Ma non ci si è limitati a questi obiettivi. Perché l’Europarlamento ha deciso di alzare ulteriormente l’asticella, pronunciandosi a favore di un triplice target vincolante da declinare in obbiettivi nazionali obbligatori, come il 40 per cento in meno delle immissioni di gas serra, il 30 di rinnovabili e il 40 di efficienza energetica. Nel merito, il Consiglio europeo dei capi di Stato e di governo della primavera scorsa non ha preso nessuna decisione, rimandando tutto a non oltre ottobre 2014. E raccomandando nel contempo alla Commissione di proseguire i lavori e di sviluppare tempestivamente i seguenti elementi:
• analizzare le implicazioni per i singoli Stati membri delle proposte della Commissione stessa riguardo agli obiettivi europei in materia di riduzione delle emissioni e di energie rinnovabili;
• elaborare meccanismi che comportino complessivamente una condivisione equa dello sforzo e promuovano la modernizzazione del settore dell’energia; • sviluppare misure intese a prevenire le emissioni da Co2 e perseguire la sicurezza della programmazione per gli investimenti al fine di assicurare la competitività delle industrie europee ad alta intensità energetica;
• riesaminare la Direttiva sull’efficienza energetica e sviluppare un quadro in materia di efficienza energetica.
Ciò detto, e fermi restando gli obiettivi proposti al 2030 da raggiungere a livello continentale, è bene che l’Europa mantenga comunque inalterata la sua scelta strategica della “transizione” dal carbonio, puntando in maniera decisa sull’utilizzo del gas, indicato da più fonti come il migliore fossile per la transizione, caratterizzato da minor tensione e volatilità rispetto al petrolio e di una maggiore compatibilità ambientale rispetto al carbone. Il gas è però oggi sempre più carta da gioco nello scacchiere geo-politico internazionale. Il recente maxi-contratto per 400 miliardi di dollari firmato dalla Russia con la Cina è un’evidente risposta alle sanzioni economiche decise dall’Europa nei confronti di Mosca, indicata come responsabile della politica separatista in Ucraina.
L’Europa perciò deve mettere in sicurezza la sua strategia energetica, evitando di rimanere vittima di ricatti politici e commerciali. Ne va della sua stessa sopravvivenza. Allo stesso tempo, dobbiamo avere tutti consapevolezza che oltre ai tempi medio-lunghi per raggiungere livelli ottimali di efficienza e risparmio energetico, bisogna considerare anche le intermittenze naturali, proprie delle energie rinnovabili, quindi per bilanciare e mettere in sicurezza il sistema energetico europeo e per noi quello italiano, è necessario ragionare senza pregiudiziali ideologiche, tenendo conto della realtà economica e politica nell’attuale contesto internazionale.
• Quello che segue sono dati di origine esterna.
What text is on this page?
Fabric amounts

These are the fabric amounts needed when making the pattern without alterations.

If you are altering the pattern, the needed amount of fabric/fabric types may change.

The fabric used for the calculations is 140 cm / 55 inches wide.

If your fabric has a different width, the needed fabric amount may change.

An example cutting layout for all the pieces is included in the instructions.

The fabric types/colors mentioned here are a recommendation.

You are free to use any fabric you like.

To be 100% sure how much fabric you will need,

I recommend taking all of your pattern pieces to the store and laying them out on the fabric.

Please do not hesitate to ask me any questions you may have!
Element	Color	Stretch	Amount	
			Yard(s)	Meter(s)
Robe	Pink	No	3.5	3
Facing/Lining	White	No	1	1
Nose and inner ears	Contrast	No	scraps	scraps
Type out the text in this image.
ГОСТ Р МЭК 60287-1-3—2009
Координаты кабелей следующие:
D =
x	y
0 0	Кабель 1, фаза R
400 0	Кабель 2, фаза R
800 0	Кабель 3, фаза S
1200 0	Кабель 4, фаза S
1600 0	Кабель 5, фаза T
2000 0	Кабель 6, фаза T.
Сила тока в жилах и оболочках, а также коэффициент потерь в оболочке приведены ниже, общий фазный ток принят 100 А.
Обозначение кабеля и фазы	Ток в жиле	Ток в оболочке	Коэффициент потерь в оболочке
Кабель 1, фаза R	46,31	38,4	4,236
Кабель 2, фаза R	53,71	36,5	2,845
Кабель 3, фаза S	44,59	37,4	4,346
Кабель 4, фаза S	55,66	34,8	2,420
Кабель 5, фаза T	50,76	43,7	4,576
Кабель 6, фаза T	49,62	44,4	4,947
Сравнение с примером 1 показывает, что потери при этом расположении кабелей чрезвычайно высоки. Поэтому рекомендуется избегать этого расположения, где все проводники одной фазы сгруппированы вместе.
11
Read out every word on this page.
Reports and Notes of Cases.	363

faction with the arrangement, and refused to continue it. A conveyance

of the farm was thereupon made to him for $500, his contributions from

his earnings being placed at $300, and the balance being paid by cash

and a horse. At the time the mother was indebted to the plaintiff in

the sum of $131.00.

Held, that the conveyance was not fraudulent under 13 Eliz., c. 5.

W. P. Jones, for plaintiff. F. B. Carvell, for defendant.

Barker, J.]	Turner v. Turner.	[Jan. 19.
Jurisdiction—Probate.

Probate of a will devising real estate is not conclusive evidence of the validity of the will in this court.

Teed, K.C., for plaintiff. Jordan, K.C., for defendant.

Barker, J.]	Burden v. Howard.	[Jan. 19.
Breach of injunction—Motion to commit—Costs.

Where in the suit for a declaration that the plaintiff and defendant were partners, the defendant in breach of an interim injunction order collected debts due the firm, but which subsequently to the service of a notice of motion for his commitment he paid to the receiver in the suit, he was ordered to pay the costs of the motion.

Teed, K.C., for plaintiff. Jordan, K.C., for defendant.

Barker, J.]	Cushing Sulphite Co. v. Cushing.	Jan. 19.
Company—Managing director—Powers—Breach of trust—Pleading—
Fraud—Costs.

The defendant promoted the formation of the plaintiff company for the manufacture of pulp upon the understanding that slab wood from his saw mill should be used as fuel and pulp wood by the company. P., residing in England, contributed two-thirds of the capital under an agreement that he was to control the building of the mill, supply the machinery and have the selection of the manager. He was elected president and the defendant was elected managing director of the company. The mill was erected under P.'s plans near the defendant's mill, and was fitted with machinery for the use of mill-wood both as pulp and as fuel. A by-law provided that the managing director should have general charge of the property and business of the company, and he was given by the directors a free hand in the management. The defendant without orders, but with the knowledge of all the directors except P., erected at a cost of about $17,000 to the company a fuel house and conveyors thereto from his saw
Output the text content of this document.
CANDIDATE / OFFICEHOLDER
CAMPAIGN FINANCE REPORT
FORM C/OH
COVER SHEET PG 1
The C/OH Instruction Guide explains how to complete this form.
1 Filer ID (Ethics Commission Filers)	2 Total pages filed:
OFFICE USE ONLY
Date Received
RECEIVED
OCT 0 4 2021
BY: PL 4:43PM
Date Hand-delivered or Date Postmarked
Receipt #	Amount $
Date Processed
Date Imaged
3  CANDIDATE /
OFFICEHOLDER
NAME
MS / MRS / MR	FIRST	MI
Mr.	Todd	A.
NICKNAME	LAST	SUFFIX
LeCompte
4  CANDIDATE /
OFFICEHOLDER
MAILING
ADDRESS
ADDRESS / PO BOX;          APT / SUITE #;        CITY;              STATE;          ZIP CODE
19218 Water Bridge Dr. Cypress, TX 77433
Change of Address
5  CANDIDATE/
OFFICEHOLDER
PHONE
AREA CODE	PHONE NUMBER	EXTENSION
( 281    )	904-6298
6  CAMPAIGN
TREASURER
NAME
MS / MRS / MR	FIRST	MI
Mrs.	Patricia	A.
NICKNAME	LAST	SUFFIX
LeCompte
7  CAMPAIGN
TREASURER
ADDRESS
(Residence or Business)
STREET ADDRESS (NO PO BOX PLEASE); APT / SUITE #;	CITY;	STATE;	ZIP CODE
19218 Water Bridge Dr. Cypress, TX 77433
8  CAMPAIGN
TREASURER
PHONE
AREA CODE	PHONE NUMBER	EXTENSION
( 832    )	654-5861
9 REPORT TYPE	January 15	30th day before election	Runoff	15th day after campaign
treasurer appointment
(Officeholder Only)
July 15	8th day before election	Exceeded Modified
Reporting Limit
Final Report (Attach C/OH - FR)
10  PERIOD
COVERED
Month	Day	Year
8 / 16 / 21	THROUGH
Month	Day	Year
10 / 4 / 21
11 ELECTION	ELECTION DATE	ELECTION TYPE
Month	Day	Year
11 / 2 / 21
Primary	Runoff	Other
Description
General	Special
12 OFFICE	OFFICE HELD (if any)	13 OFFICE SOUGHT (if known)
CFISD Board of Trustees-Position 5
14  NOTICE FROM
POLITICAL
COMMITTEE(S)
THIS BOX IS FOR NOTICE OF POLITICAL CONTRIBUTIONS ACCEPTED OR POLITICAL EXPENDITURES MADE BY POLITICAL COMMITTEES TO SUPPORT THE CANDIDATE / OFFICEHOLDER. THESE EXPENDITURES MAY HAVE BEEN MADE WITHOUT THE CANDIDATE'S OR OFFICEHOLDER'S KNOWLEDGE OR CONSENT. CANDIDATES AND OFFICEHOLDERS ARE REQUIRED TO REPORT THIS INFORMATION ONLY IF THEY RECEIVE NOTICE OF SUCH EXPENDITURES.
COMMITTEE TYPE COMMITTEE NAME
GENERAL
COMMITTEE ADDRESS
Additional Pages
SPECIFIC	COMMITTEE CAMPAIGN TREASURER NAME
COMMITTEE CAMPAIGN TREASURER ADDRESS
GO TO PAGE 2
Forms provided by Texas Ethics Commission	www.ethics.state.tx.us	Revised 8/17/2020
Un grande sindacato come la Cgil, che non si è sottratto a fare la sua parte contro la scelta errata di rinascita dell’energia nucleare, che sostiene il nuovo paradigma dell’energia elettrica da produzione decentrata, che valorizza la grande potenzialità dell’efficienza energetica, è ben consapevole del fatto che, al punto in cui siamo, è indispensabile operare in modo tale da non aggravare ancora di più la difficile situazione economica-occupazionale del paese. Per questo dobbiamo cercare di salvaguardare l’intero sistema industriale, che potrebbe pagare prezzi rilevantissimi minando alle basi la possibilità di ripresa e di sviluppo futuro.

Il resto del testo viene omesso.